For infection of HeLa cells, S. typhimurium strains were grown in LB broth, containing antibiotics if required, at 37 °C with agitation to stationary phase. The cultures were then diluted 1 : 30 with fresh LB broth and incubated for another 3.5 h at 37 °C with agitation to reach late logarithmic phase. The OD600 of the cultures was adjusted with phosphate-buffered saline (PBS; pH 7.3) to 0.2. The inocula were diluted in DMEM containing FCS and glutamine and added at a multiplicity of infection (MOI) of about 1 : 5 to cells seeded in 24-well tissue culture plates. The bacteria were centrifuged onto the cells at 500 × g for 5 min and incubated for 25 min at 37 °C in 5% CO2. After infection, the epithelial cells were washed three times with PBS and incubated for 1 h in medium containing FCS, glutamine and 100 μg/mL gentamicin. The medium was replaced with medium containing FCS, glutamine and 10 μg/mL gentamicin for the remainder of the experiment.
For inhibition of microtubule-dependent processes, nocodazole (Calbiochem, Heidelberg, Germany) was added to the cell culture media at various time points after infection to a final concentration of 10 μg/mL. As controls, equal amounts of the solvent DMSO were added to the cells. Samples were taken 12 h after infection.
Transfection of HeLa cells
HeLa cells were seeded 24 h before transfection in 24-well plates on glass cover slips at a density of about 3.5 × 104 cells/well. Directly before transfection, cells were washed with PBS and 600 μL of fresh medium was added. Per well, 0.2 μg DNA prepared using the EndoFree kit (Qiagen, Hilden, Germany) was diluted to a final volume of 20 μL with serum-free DMEM medium before addition of 3 μL Polyfect transfection reagent (Qiagen). The solution was briefly mixed and incubated for 5–10 min at room temperature before addition of 120 μL DMEM containing serum. After mixing by pipetting up and down, the solution was added immediately to the cells. Cells were incubated at 37 °C in 5% CO2 for different periods (24–48 h). Generally, medium was changed after approximately 16 h.
For immuno-staining, cells were grown in 24-well tissue culture plates on glass cover slips. After infection or transfection and incubation for different periods, the cells were fixed in 3% para-formaldehyde in PBS for 15 min at RT and then washed three times with PBS. The antibodies were diluted in a blocking solution consisting of 10% goat serum, 1% bovine serum albumin (BSA) and 0.1% saponin (Sigma, Deisenhofen, Germany) in PBS. The cover slips were incubated for 1 h at room temperature with the various antibodies and for 1–3 h with the antibody against the M45 epitope. After each incubation step, the coverslips were washed three times with PBS. The coverslips were mounted on Fluoroprep (bioMèrieux, Nürtingen, Germany) and sealed with Entellan (Merck). Samples were analyzed using a confocal laser-scanning microscope (Leica TCS-NT).

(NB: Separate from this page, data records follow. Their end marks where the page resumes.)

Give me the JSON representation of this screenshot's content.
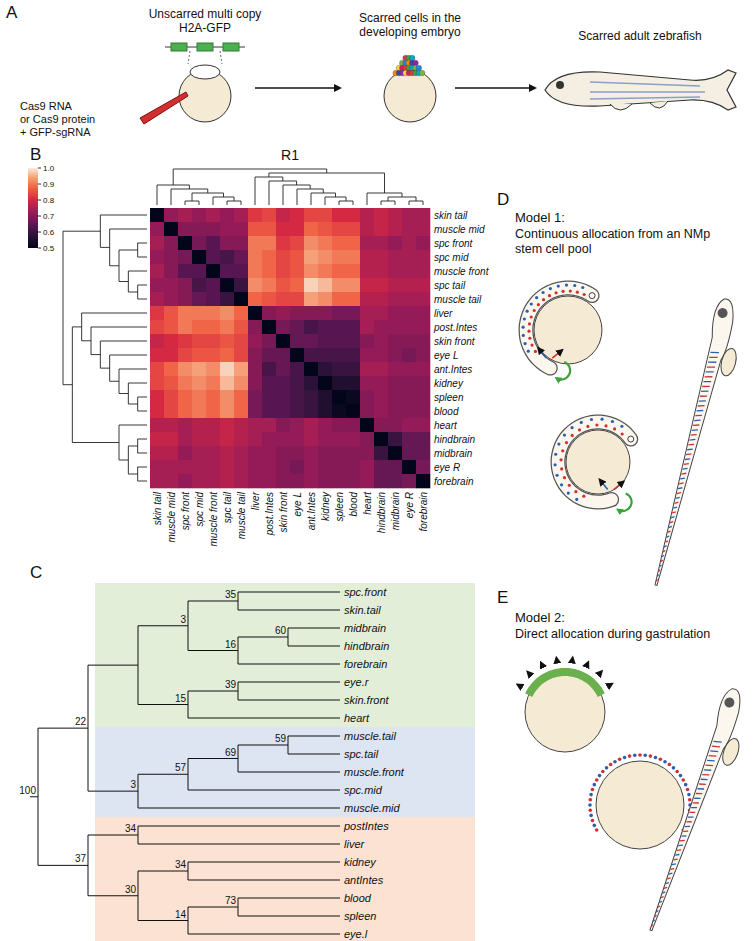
{
  "panel_labels": [
    "A",
    "B",
    "C",
    "D",
    "E"
  ],
  "panel_a": {
    "construct_label": [
      "Unscarred multi copy",
      "H2A-GFP"
    ],
    "injection_label": [
      "Cas9 RNA",
      "or Cas9 protein",
      "+ GFP-sgRNA"
    ],
    "embryo_label": [
      "Scarred cells in the",
      "developing embryo"
    ],
    "adult_label": "Scarred adult zebrafish"
  },
  "chart_data": {
    "type": "heatmap",
    "title": "R1",
    "rows": [
      "skin tail",
      "muscle mid",
      "spc front",
      "spc mid",
      "muscle front",
      "spc tail",
      "muscle tail",
      "liver",
      "post.Intes",
      "skin front",
      "eye L",
      "ant.Intes",
      "kidney",
      "spleen",
      "blood",
      "heart",
      "hindbrain",
      "midbrain",
      "eye R",
      "forebrain"
    ],
    "columns": [
      "skin tail",
      "muscle mid",
      "spc front",
      "spc mid",
      "muscle front",
      "spc tail",
      "muscle tail",
      "liver",
      "post.Intes",
      "skin front",
      "eye L",
      "ant.Intes",
      "kidney",
      "spleen",
      "blood",
      "heart",
      "hindbrain",
      "midbrain",
      "eye R",
      "forebrain"
    ],
    "values": [
      [
        0.5,
        0.72,
        0.74,
        0.72,
        0.74,
        0.72,
        0.74,
        0.82,
        0.84,
        0.78,
        0.8,
        0.84,
        0.84,
        0.8,
        0.8,
        0.76,
        0.78,
        0.76,
        0.74,
        0.74
      ],
      [
        0.72,
        0.5,
        0.7,
        0.7,
        0.7,
        0.72,
        0.72,
        0.86,
        0.86,
        0.8,
        0.8,
        0.88,
        0.86,
        0.84,
        0.84,
        0.76,
        0.78,
        0.76,
        0.74,
        0.74
      ],
      [
        0.74,
        0.7,
        0.5,
        0.68,
        0.64,
        0.7,
        0.7,
        0.9,
        0.9,
        0.82,
        0.84,
        0.92,
        0.9,
        0.88,
        0.88,
        0.74,
        0.74,
        0.72,
        0.74,
        0.72
      ],
      [
        0.72,
        0.7,
        0.68,
        0.5,
        0.64,
        0.62,
        0.66,
        0.9,
        0.88,
        0.84,
        0.86,
        0.94,
        0.92,
        0.9,
        0.9,
        0.76,
        0.76,
        0.74,
        0.74,
        0.74
      ],
      [
        0.74,
        0.7,
        0.64,
        0.64,
        0.5,
        0.64,
        0.64,
        0.9,
        0.88,
        0.84,
        0.86,
        0.92,
        0.9,
        0.88,
        0.88,
        0.76,
        0.76,
        0.74,
        0.74,
        0.74
      ],
      [
        0.72,
        0.72,
        0.7,
        0.62,
        0.64,
        0.5,
        0.6,
        0.92,
        0.9,
        0.86,
        0.88,
        0.98,
        0.96,
        0.92,
        0.92,
        0.78,
        0.78,
        0.76,
        0.76,
        0.76
      ],
      [
        0.74,
        0.72,
        0.7,
        0.66,
        0.64,
        0.6,
        0.5,
        0.88,
        0.86,
        0.84,
        0.84,
        0.94,
        0.92,
        0.88,
        0.88,
        0.76,
        0.76,
        0.74,
        0.74,
        0.74
      ],
      [
        0.82,
        0.86,
        0.9,
        0.9,
        0.9,
        0.92,
        0.88,
        0.5,
        0.7,
        0.72,
        0.7,
        0.7,
        0.7,
        0.68,
        0.68,
        0.74,
        0.74,
        0.72,
        0.72,
        0.72
      ],
      [
        0.84,
        0.86,
        0.9,
        0.88,
        0.88,
        0.9,
        0.86,
        0.7,
        0.5,
        0.68,
        0.66,
        0.62,
        0.64,
        0.64,
        0.64,
        0.74,
        0.72,
        0.72,
        0.72,
        0.72
      ],
      [
        0.78,
        0.8,
        0.82,
        0.84,
        0.84,
        0.86,
        0.84,
        0.72,
        0.68,
        0.5,
        0.66,
        0.66,
        0.64,
        0.64,
        0.64,
        0.7,
        0.72,
        0.7,
        0.7,
        0.7
      ],
      [
        0.8,
        0.8,
        0.84,
        0.86,
        0.86,
        0.88,
        0.84,
        0.7,
        0.66,
        0.66,
        0.5,
        0.62,
        0.62,
        0.62,
        0.62,
        0.72,
        0.72,
        0.7,
        0.68,
        0.7
      ],
      [
        0.84,
        0.88,
        0.92,
        0.94,
        0.92,
        0.98,
        0.94,
        0.7,
        0.62,
        0.66,
        0.62,
        0.5,
        0.58,
        0.6,
        0.6,
        0.74,
        0.74,
        0.72,
        0.72,
        0.72
      ],
      [
        0.84,
        0.86,
        0.9,
        0.92,
        0.9,
        0.96,
        0.92,
        0.7,
        0.64,
        0.64,
        0.62,
        0.58,
        0.5,
        0.56,
        0.56,
        0.72,
        0.72,
        0.7,
        0.7,
        0.7
      ],
      [
        0.8,
        0.84,
        0.88,
        0.9,
        0.88,
        0.92,
        0.88,
        0.68,
        0.64,
        0.64,
        0.62,
        0.6,
        0.56,
        0.5,
        0.52,
        0.7,
        0.72,
        0.7,
        0.7,
        0.7
      ],
      [
        0.8,
        0.84,
        0.88,
        0.9,
        0.88,
        0.92,
        0.88,
        0.68,
        0.64,
        0.64,
        0.62,
        0.6,
        0.56,
        0.52,
        0.5,
        0.7,
        0.72,
        0.7,
        0.7,
        0.7
      ],
      [
        0.76,
        0.76,
        0.74,
        0.76,
        0.76,
        0.78,
        0.76,
        0.74,
        0.74,
        0.7,
        0.72,
        0.74,
        0.72,
        0.7,
        0.7,
        0.5,
        0.7,
        0.7,
        0.72,
        0.72
      ],
      [
        0.78,
        0.78,
        0.74,
        0.76,
        0.76,
        0.78,
        0.76,
        0.74,
        0.72,
        0.72,
        0.72,
        0.74,
        0.72,
        0.72,
        0.72,
        0.7,
        0.5,
        0.6,
        0.66,
        0.66
      ],
      [
        0.76,
        0.76,
        0.72,
        0.74,
        0.74,
        0.76,
        0.74,
        0.72,
        0.72,
        0.7,
        0.7,
        0.72,
        0.7,
        0.7,
        0.7,
        0.7,
        0.6,
        0.5,
        0.66,
        0.66
      ],
      [
        0.74,
        0.74,
        0.74,
        0.74,
        0.74,
        0.76,
        0.74,
        0.72,
        0.72,
        0.7,
        0.68,
        0.72,
        0.7,
        0.7,
        0.7,
        0.72,
        0.66,
        0.66,
        0.5,
        0.68
      ],
      [
        0.74,
        0.74,
        0.72,
        0.74,
        0.74,
        0.76,
        0.74,
        0.72,
        0.72,
        0.7,
        0.7,
        0.72,
        0.7,
        0.7,
        0.7,
        0.72,
        0.66,
        0.66,
        0.68,
        0.5
      ]
    ],
    "color_range": [
      0.5,
      1
    ],
    "color_ticks": [
      0.5,
      0.6,
      0.7,
      0.8,
      0.9,
      {
        "value": 1,
        "label": "1.0"
      }
    ],
    "row_dendrogram": [
      [
        0,
        [
          1,
          [
            [
              2,
              3
            ],
            [
              4,
              [
                5,
                6
              ]
            ]
          ]
        ]
      ],
      [
        [
          7,
          [
            8,
            [
              9,
              [
                10,
                [
                  11,
                  [
                    12,
                    [
                      13,
                      14
                    ]
                  ]
                ]
              ]
            ]
          ]
        ],
        [
          15,
          [
            [
              16,
              17
            ],
            [
              18,
              19
            ]
          ]
        ]
      ]
    ],
    "column_dendrogram": [
      [
        0,
        [
          1,
          [
            [
              2,
              3
            ],
            [
              4,
              [
                5,
                6
              ]
            ]
          ]
        ]
      ],
      [
        [
          7,
          [
            8,
            [
              9,
              [
                10,
                [
                  11,
                  [
                    12,
                    [
                      13,
                      14
                    ]
                  ]
                ]
              ]
            ]
          ]
        ],
        [
          15,
          [
            [
              16,
              17
            ],
            [
              18,
              19
            ]
          ]
        ]
      ]
    ]
  },
  "tree": {
    "label": "100",
    "children": [
      {
        "label": "22",
        "children": [
          {
            "color": "#e2eed8",
            "children": [
              {
                "label": "3",
                "children": [
                  {
                    "label": "35",
                    "children": [
                      {
                        "label": "spc.front"
                      },
                      {
                        "label": "skin.tail"
                      }
                    ]
                  },
                  {
                    "label": "16",
                    "children": [
                      {
                        "label": "60",
                        "children": [
                          {
                            "label": "midbrain"
                          },
                          {
                            "label": "hindbrain"
                          }
                        ]
                      },
                      {
                        "label": "forebrain"
                      }
                    ]
                  }
                ]
              },
              {
                "label": "15",
                "children": [
                  {
                    "label": "39",
                    "children": [
                      {
                        "label": "eye.r"
                      },
                      {
                        "label": "skin.front"
                      }
                    ]
                  },
                  {
                    "label": "heart"
                  }
                ]
              }
            ]
          },
          {
            "label": "3",
            "color": "#dce5f1",
            "children": [
              {
                "label": "57",
                "children": [
                  {
                    "label": "69",
                    "children": [
                      {
                        "label": "59",
                        "children": [
                          {
                            "label": "muscle.tail"
                          },
                          {
                            "label": "spc.tail"
                          }
                        ]
                      },
                      {
                        "label": "muscle.front"
                      }
                    ]
                  },
                  {
                    "label": "spc.mid"
                  }
                ]
              },
              {
                "label": "muscle.mid"
              }
            ]
          }
        ]
      },
      {
        "label": "37",
        "color": "#fbe2d2",
        "children": [
          {
            "label": "34",
            "children": [
              {
                "label": "postIntes"
              },
              {
                "label": "liver"
              }
            ]
          },
          {
            "label": "30",
            "children": [
              {
                "label": "34",
                "children": [
                  {
                    "label": "kidney"
                  },
                  {
                    "label": "antIntes"
                  }
                ]
              },
              {
                "label": "14",
                "children": [
                  {
                    "label": "73",
                    "children": [
                      {
                        "label": "blood"
                      },
                      {
                        "label": "spleen"
                      }
                    ]
                  },
                  {
                    "label": "eye.l"
                  }
                ]
              }
            ]
          }
        ]
      }
    ]
  },
  "model_1": {
    "title": "Model 1:",
    "text": [
      "Continuous allocation from an NMp",
      "stem cell pool"
    ]
  },
  "model_2": {
    "title": "Model 2:",
    "text": [
      "Direct allocation during gastrulation"
    ]
  }
}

Following primary antibodies were used at the indicated dilutions: rabbit anti Salmonella-O4 Bacto testsera, 1 : 1000 (Difco); rat MAb anti HA, 1 : 500 (Roche, Mannheim, Germany); mouse anti β-tubulin Cy3, 1 : 200 (Sigma); sheep anti human TGN46 1 : 100 (Biozol, Eching, Germany); mouse anti human LAMP-1, 1 : 100 (A4H3; generated by Drs August and Hildret and provided by DSHB, Iowa City, IA); mouse anti M45 epitope, 1 : 10–1 : 200.
Secondary antibody fluorochrome conjugates were obtained from Dianova (Hamburg, Germany) and used as follows: donkey anti rat Cy2 at 1 : 500; goat anti rabbit Cy2 at 1 : 1000; goat anti mouse Cy3 1 : 500; goat anti rat Cy5 at 1 : 200; goat anti mouse Cy2 at 1 : 300; rabbit anti sheep Cy3 at 1 : 200 and goat anti mouse Cy5 at 1 : 200.
For labeling of host cell F-actin, Texas-Red-phalloidin (Molecular Probes, Leiden, The Netherlands) was used at a dilution of 1 : 200.
This work was supported by DFG grant 1964/8-1 and in part by the Fonds der Chemischen Industrie. We wish to thank Dr Jörg Deiwick, Lübeck, for sharing data prior to publication and the members of the Hensel lab for critical comments and useful suggestions.